溶接部門で管理業務を担うアンさんはこの先も長く上田電機で働くつもりです。
■技能実習生・アンさん
「家族にお金を送りたいから日本で働いている。上田電機が好きです。みんなが優しい。仕事がわからない、日本語がわからないとみんなに教えてもらう」
1993年に導入された技能実習制度では日本で技能を学びたい外国人が最長で5年間働くことができます。通常は、その後帰国しますが、2019年から人手不足が深刻な産業に限り一定の専門性や技能を持つ外国人がさらに特定技能1号、特定技能2号として就労目的で働けるようになり、2024年末時点で全国の技能実習生は約45万6000人、特定技能は約28万4000人に上っています。
アンさんはいま特定技能となることを目指しています。
■技能実習生・アンさん
「先週の金曜日、試験があった。(技能実習)5年終わった後、もっと高知のこの会社でまた3年5年くらい働けると思う。それが終わったら、OPTSY(上田電機のベトナム工場)に入る。」
上田電機の上田社長は日本の人口減少からくる労働者不足は深刻で、外国人材は欠かせないと考えています。
■上田電機・上田社長
「私たちの工場で働いているメンバーがどんどん日本人が減っているというのはやっぱり現実。ベトナムのような人口がまだ増加しているような国に自分たちもどんどん力を借りていくことが必要かなと思っている」
ベトナムにも工場がある上田電機では技能実習を終えて帰国した人たちに現地で働いてもらうようにしています。ベトナムの若者は両親の考えを最も重視するということで上田社長はベトナムにある従業員の実家を訪問して家族と積極的に交流を図ってきました。
■技能実習生・アンさん
「社長は僕の家に来て家族と一緒に話してパーティをした」
■上田社長インタ
「やっぱり会うことっていうのがすごく大事かなと思って。会って言葉は通じないんですが通訳を介しながらお互いの思いというのをきちっと理解する。私たちが訪れると必ず実習生の家族、またはその親戚の方々が10人、20人と集まってくださって一緒に食事を取り囲む」
アンさんの実家も訪れたという上田社長。10月にはアンさんの弟の結婚式にも出席するということです。

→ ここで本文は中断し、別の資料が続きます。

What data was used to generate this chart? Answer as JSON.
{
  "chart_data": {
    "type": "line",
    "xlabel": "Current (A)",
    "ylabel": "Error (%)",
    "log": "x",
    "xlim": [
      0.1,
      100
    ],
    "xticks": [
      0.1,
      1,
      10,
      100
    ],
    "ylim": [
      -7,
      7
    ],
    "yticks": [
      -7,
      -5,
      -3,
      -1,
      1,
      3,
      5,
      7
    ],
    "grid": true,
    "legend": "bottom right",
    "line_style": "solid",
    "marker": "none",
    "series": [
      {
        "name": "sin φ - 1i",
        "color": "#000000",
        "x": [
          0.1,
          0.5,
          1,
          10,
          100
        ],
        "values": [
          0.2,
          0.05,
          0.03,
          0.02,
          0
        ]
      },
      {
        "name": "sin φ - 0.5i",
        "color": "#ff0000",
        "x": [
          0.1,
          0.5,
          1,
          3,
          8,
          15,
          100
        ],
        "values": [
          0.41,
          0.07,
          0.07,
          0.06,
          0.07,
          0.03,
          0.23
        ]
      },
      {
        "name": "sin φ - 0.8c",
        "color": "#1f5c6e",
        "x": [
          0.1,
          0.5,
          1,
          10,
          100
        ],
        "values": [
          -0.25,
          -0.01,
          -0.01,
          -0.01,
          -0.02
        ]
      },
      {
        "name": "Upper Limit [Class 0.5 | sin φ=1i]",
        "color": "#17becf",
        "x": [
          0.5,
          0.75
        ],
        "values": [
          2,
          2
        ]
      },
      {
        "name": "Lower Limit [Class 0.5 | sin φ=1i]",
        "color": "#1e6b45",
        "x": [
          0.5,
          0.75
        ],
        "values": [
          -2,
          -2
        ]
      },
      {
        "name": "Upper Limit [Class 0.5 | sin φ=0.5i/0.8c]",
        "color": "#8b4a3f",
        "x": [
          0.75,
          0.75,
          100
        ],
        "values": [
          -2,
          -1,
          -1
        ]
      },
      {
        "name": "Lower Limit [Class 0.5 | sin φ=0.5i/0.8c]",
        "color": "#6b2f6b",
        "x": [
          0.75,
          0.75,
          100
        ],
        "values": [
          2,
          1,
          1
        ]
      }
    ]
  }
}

一方で、こうした外国人材に働きやすい環境整備や日本人と同じ待遇といった要素は今後ますます事業者に求められてきます。
実は技能実習制度は2024年廃止が決まり、2027年には育成就労制度という新たな制度へ移行します。
育成就労制度とは途上国への技能移転ではなく人手不足対策が主な目的で特定技能への移行を促します。
今の技能実習制度では働く場を変える=転籍ができませんでしたが新制度では転籍が可能になります。
つまり、働く場を外国人が自由に選べるようになるため賃金などの待遇や職場環境がこれまで以上に問われるようになります。
近く変わる制度や世界情勢について移民政策に詳しい国立社会保障・人口問題研究所の是川夕部長に話を聞きました。
Q.世界の中で日本は働く場としてどうみられている?
■国立社会保障・人口問題研究所 是川夕部長
「諸外国についてはある意味もう十分に受け入れてしまっているので、これ以上受け入れはなかなか難しい状況にあるとみている。アジアの他の国との関係で言うと、日本が長期に働けるという点で実は一番人気があるという状況」
Q.外国人受け入れに関する批判的な声については?
「ほとんどが事実誤認に基づくもので、実際全国各地、特に地方で数多く受け入れている。職場の同僚としても極めて優秀だし、地域においてもさまざまな面で地域の担い手になっている。既に日本社会を支える側に回ってくれているのに、それをなきものにしようというのは非常にもったいない状況だと思う」
Q.今後日本社会に必要なことは?
「これから増えていくところが特定技能1号から2号。1号までは単身で若い人が多いが、2号になるともっと熟練したスキルを持ち、生活も安定する中で家族を呼ぶという人も出てくる。そういう時にこれまでは職場でしっかりと受け止めていればよかったが、子育てとかそういったことについてもさまざまなニーズがでてくる。家族の支援が地域において優秀な外国人材に来てもらうために必要不可欠だと思う」
人口減少の中各分野の生産力の維持にもはや欠かせない外国人材。
県が始めた認証制度や事業者が取り組む働きやすい職場づくりは外国人材の定着を目指すものです。
まもなく始まる新たな受け入れ制度や制度に伴い生じる課題に対応できるよう私たちは世界を俯瞰し多様な視野を持って準備することが大切です。